Marjorie Raymond : opposition autour d’un spectacle-bénéfice

Par Johanne Fournier, journaliste, graffici.ca
L'an dernier, quatre jours après le suicide de Marjorie Raymond, la direction de l'école Gabriel-Le Courtois avait tenu, à la demande des élèves, une activité visant à rendre un dernier hommage à la disparue.

L'an dernier, quatre jours après le suicide de Marjorie Raymond, la direction de l'école Gabriel-Le Courtois avait tenu, à la demande des élèves, une activité visant à rendre un dernier hommage à la disparue. Photo : Johanne Fournier

Le spectacle-bénéfice à la mémoire de Marjorie Raymond organisé par la Fondation Jasmin Roy, qui sera présenté à Montréal le 28 novembre, un an jour pour jour après le suicide de Marjorie Raymond, ne fait pas l'unanimité

Certains organismes et individus s'y opposent. C'est notamment le cas de la présidente du Centre de pédiatrie sociale de la Haute-Gaspésie et ex-commissaire de la Commission scolaire des Chic-Chocs. «Jasmin Roy peut sensibiliser les jeunes contre l'intimidation, mais n'a pas à récupérer l'événement pour un spectacle hors région sur cette tragédie, estime l'orthopédagogue Claire Fortin, qui a également fait parvenir son point de vue par lettre à un dirigeant de la Commission scolaire. Son action doit s'en tenir à l'éducation et au partage de cette problématique avec les jeunes de la province.»

«C'est à Sainte-Anne-des-Monts à se recueillir sur ce souvenir douloureux, pour ne pas oublier que des ados souffrent et doivent se confier à des adultes significatifs et formés pour cela dans leur milieu scolaire, continue-t-elle. Je trouve que ce Jasmin Roy exagère dans la récupération de ce drame.»

«C'est son opinion, mais je ne la partage pas, se défend Jasmin Roy. Il faut faire attention quand on dit Jasmin Roy. Ce n'est pas Jasmin Roy qui décide de tout. J'ai un conseil d'administration. Pensez à d'autres événements qui ont eu lieu, comme en hommage à Dédé Fortin. Je ne suis pas là pour nuire au milieu. On ne peut pas faire comme si cet événement-là n'était pas arrivé!»

D'autres voix discordantes

Le même malaise est ressenti par l'Association québécoise de prévention du suicide et la Fédération des commissions scolaires. Pour les deux organismes, Marjorie Raymond n'a pas fait le bon choix et il faut faire attention de ne pas glorifier le geste.

«J'ai vu l'équipe des cadres travailler et voté des actions pour renforcer les protocoles et démarches dans le milieu scolaire à ce sujet, renchérit Claire Fortin. J'ai vu les efforts des professionnels qui ont travaillé à éviter une escalade de suicides par mimétisme.»

«C'est clair que Marjorie n'a pas fait le bon choix, admet Jasmin Roy. Sa mère, Chantal, dit la même chose. Mais si on n'en parle pas, c'est comme si on banalisait le sujet de l'intimidation.» Celui qui a donné son nom à la fondation, dont la mission est de lutter contre l'homophobie et l'intimidation, précise que le mot suicide n'est pas utilisé dans la promotion de l'événement, auquel plusieurs artistes ont confirmé leur présence bénévole, tels que Robert Charlebois et son fils Jérôme, qui a composé une chanson sur le thème de l'intimidation.

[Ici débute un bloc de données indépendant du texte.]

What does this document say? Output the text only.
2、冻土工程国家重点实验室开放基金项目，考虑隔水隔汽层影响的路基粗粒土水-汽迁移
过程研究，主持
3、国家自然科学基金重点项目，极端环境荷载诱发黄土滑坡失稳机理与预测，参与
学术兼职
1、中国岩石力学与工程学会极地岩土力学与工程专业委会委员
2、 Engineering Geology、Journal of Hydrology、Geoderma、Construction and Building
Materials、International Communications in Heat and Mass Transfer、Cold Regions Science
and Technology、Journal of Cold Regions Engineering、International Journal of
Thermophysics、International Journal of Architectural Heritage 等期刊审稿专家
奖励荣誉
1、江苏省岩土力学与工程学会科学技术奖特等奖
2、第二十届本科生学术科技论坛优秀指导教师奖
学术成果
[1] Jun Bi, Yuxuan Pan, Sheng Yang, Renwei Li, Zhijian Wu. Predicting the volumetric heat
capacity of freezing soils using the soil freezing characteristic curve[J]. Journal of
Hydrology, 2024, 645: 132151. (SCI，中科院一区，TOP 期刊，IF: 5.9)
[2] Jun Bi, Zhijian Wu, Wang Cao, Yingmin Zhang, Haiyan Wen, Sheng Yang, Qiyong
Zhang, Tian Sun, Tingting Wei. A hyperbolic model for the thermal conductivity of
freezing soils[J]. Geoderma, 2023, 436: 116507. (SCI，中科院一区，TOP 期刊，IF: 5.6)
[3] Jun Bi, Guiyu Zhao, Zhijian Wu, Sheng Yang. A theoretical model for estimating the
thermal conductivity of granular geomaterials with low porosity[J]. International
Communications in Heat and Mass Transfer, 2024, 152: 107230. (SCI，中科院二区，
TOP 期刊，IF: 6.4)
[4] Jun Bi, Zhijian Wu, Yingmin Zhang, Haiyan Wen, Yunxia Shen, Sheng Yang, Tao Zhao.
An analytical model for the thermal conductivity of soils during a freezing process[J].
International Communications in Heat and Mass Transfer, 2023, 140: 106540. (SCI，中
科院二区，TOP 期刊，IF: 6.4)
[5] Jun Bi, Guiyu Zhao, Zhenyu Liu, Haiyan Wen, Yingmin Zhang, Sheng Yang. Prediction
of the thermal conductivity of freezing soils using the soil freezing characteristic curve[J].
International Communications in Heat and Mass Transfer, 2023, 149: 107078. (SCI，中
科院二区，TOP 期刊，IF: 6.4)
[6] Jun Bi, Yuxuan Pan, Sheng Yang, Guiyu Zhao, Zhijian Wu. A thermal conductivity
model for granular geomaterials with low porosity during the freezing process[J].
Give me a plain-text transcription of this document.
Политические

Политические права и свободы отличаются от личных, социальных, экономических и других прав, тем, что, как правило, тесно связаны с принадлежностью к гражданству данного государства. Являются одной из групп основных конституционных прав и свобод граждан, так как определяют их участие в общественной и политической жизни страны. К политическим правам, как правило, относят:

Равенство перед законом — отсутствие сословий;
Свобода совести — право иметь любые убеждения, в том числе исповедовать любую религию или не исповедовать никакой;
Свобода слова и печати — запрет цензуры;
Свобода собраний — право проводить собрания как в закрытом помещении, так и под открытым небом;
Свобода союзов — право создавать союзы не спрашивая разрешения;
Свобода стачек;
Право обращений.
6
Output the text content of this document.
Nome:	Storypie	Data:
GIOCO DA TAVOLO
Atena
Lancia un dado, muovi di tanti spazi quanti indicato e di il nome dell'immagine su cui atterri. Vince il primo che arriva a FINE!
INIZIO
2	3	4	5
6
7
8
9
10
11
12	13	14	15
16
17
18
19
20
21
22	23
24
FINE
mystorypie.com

Marie-Denise Pelletier, David Jalbert, Daniel Lavoie, le Cirque Éloize, Ian Kelly, Steeve Diamond, Rick Hugues, Nelka Pelletier, Marco Calliari, Quartz, Maxime Landry, Trio BBQ, Martin Petit, Claude Gauthier et Sophie Pelletier partageront la même scène. «D'autres artistes se sont manifestés, mais on en a déjà trop, soutient M. Roy. On a dû faire des choix.» La mère de la défunte, Chantal Larose, agira à titre d'invitée d'honneur.

Aucune activité à Sainte-Anne-des-Monts

Du côté de Sainte-Anne-des-Monts et de l'établissement scolaire que fréquentait Marjorie Raymond, soit l'école Gabriel-Le Courtois, rien n'a été prévu pour commémorer le triste événement qui avait secoué tout le Québec, mais particulièrement la Haute-Gaspésie.

«L'école n'a pas l'intention d'organiser une activité spéciale, indique la conseillère en communication de la Commission scolaire des Chic-Chocs, Marie-Noëlle Dion. L'école est à l'écoute des besoins de ses élèves et aucun d'entre eux n'a manifesté le désir de tenir une activité quelconque. C'est à la famille à faire ça.»